Vedo le onde salire nell’aria, ho visto le onde morire e rinascere, e questo è e sarà l’arte della vita.

Vedo il buio svanire nella luce, ho visto la luce cadere nel buio.

Vedo il giorno diventare notte, alzati e cadi.

Vedo la vita giocare con il buio, ho visto la morte rubare la vita, ho visto il mio cuore innalzarsi e cadere, e questo è e sarà l’arte della vita”.

Così lo stesso titolo dell’opera riprende anche la nostra cultura più recente, quella giudaico-cristiana evocando il nome del principe degli angeli, l’Arcangelo Michele, il principe delle milizie celesti a cui è affidato il compito di concertare la vita sfidando il male; e ancora a cui è affidato il compito di oscurare la morte per sconfiggerla con la rinascita eterna. La porta a cui ci si riferisce è la porta dell’Apocalisse e alla sua iconografia, a cui è dedicata anche la Porta di San Michele di Bratislava.
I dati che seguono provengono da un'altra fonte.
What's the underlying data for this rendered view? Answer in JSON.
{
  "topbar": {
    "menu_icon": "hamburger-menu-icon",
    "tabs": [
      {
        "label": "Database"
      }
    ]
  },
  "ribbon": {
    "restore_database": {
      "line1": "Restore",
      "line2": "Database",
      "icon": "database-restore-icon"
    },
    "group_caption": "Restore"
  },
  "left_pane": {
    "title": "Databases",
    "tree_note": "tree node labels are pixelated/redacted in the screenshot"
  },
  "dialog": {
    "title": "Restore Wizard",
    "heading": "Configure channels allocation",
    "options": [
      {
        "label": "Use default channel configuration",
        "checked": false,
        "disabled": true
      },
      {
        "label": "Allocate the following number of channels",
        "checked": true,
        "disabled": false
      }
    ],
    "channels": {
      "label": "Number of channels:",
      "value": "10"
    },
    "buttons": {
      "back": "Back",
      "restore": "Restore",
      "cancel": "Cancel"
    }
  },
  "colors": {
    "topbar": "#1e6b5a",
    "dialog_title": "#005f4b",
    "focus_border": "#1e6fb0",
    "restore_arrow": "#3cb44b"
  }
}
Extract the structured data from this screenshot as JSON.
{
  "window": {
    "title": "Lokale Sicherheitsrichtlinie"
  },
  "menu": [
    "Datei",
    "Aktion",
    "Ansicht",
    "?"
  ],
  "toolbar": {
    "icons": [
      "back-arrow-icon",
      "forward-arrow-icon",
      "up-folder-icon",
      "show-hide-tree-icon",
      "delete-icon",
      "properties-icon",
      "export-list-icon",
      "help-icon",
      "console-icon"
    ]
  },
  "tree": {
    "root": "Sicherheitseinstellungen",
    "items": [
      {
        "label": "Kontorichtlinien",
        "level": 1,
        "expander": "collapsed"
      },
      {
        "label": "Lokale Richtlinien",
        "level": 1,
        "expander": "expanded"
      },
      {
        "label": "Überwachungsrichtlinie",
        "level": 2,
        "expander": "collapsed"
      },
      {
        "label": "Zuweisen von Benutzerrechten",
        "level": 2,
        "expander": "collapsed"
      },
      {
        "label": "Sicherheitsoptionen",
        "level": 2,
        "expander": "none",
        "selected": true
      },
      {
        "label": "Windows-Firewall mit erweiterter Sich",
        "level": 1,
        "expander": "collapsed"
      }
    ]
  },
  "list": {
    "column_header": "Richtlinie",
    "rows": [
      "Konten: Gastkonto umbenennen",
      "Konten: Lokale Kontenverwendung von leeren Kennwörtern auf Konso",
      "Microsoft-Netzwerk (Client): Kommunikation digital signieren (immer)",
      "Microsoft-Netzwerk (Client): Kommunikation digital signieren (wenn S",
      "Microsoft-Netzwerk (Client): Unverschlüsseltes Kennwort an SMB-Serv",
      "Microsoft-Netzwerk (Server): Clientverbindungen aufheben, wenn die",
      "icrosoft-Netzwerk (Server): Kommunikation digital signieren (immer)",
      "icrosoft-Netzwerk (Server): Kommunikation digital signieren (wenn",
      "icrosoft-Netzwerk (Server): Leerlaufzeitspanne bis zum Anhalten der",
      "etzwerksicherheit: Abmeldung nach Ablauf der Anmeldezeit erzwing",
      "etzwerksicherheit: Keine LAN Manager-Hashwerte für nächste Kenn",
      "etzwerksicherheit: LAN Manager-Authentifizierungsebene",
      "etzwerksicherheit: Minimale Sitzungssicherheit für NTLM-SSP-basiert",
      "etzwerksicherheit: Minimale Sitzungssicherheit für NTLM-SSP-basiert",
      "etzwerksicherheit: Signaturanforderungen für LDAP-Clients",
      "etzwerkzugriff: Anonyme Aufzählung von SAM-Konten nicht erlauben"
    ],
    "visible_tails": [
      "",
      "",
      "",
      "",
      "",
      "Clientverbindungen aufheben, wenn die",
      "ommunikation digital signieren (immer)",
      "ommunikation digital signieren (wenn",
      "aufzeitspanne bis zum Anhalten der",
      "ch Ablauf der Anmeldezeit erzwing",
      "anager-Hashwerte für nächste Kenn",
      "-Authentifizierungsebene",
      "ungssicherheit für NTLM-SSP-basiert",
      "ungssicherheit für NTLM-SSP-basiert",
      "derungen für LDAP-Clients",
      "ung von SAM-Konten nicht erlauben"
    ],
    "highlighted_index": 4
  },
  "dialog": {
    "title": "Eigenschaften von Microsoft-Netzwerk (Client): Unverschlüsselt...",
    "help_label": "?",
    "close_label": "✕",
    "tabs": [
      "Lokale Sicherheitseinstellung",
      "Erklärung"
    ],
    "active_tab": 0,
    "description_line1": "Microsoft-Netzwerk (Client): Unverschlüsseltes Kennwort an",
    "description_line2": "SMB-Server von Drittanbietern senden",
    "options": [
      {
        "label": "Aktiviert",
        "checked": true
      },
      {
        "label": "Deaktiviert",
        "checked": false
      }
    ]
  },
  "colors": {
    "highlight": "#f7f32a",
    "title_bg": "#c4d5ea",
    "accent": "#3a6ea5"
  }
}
Ma l’opera di Gilberto Di Benedetto raffigura la forza trascendente della vita e del suo rinascere grazie alla morte e alle forze oscure in un linguaggio del tutto contemporaneo, attraverso la forza della gestualità astratta, attraverso la forza di un’arte concreta, che ha nella percezione emotiva la sua grande potenzialità espressiva. Infatti è affidandosi all’emozione e all’immaginazione empatica che l’artista può spingersi laddove non arriverebbe la raffigurazione figurativa.

In questo preciso indirizzo Di Benedetto riattualizza un linguaggio astratto che la confusione dei linguaggi artistici dell’ultimo scorcio del nuovo millennio aveva oscurato, o semplicemente dimenticato. Del resto anche gli artisti contemporanei che hanno scelto l’astrazione si sono in genere resi responsabili di aver trattato la stessa come mero strumento di stile, o come semplice linguaggio.

Ecco che invece l’artista romano trova il modo di restituire valore alla gestualità e all’astrazione componendo questo nuovo omaggio ai misteri della vita e della sua forza vitale. Offrendo quindi un nuovo intenso significato e contenuto al linguaggio astratto, componendo questa nuova Joie de vivre, più concreta e più reale delle precedenti perché più veritiera e portatrice di un ritratto più autentico della vita stessa, e al contempo più vicina all’antica cultura classica. Al vero volto della cultura greca, che ha nella forza mitologica ma reale dei rituali dionisiaci la vera essenza pulsante di vita, così forte da rendersi ancora oggi portatrice di un valore vitale capace di fondere il piccolo “io” umano con la grandezza del cosmo infinito.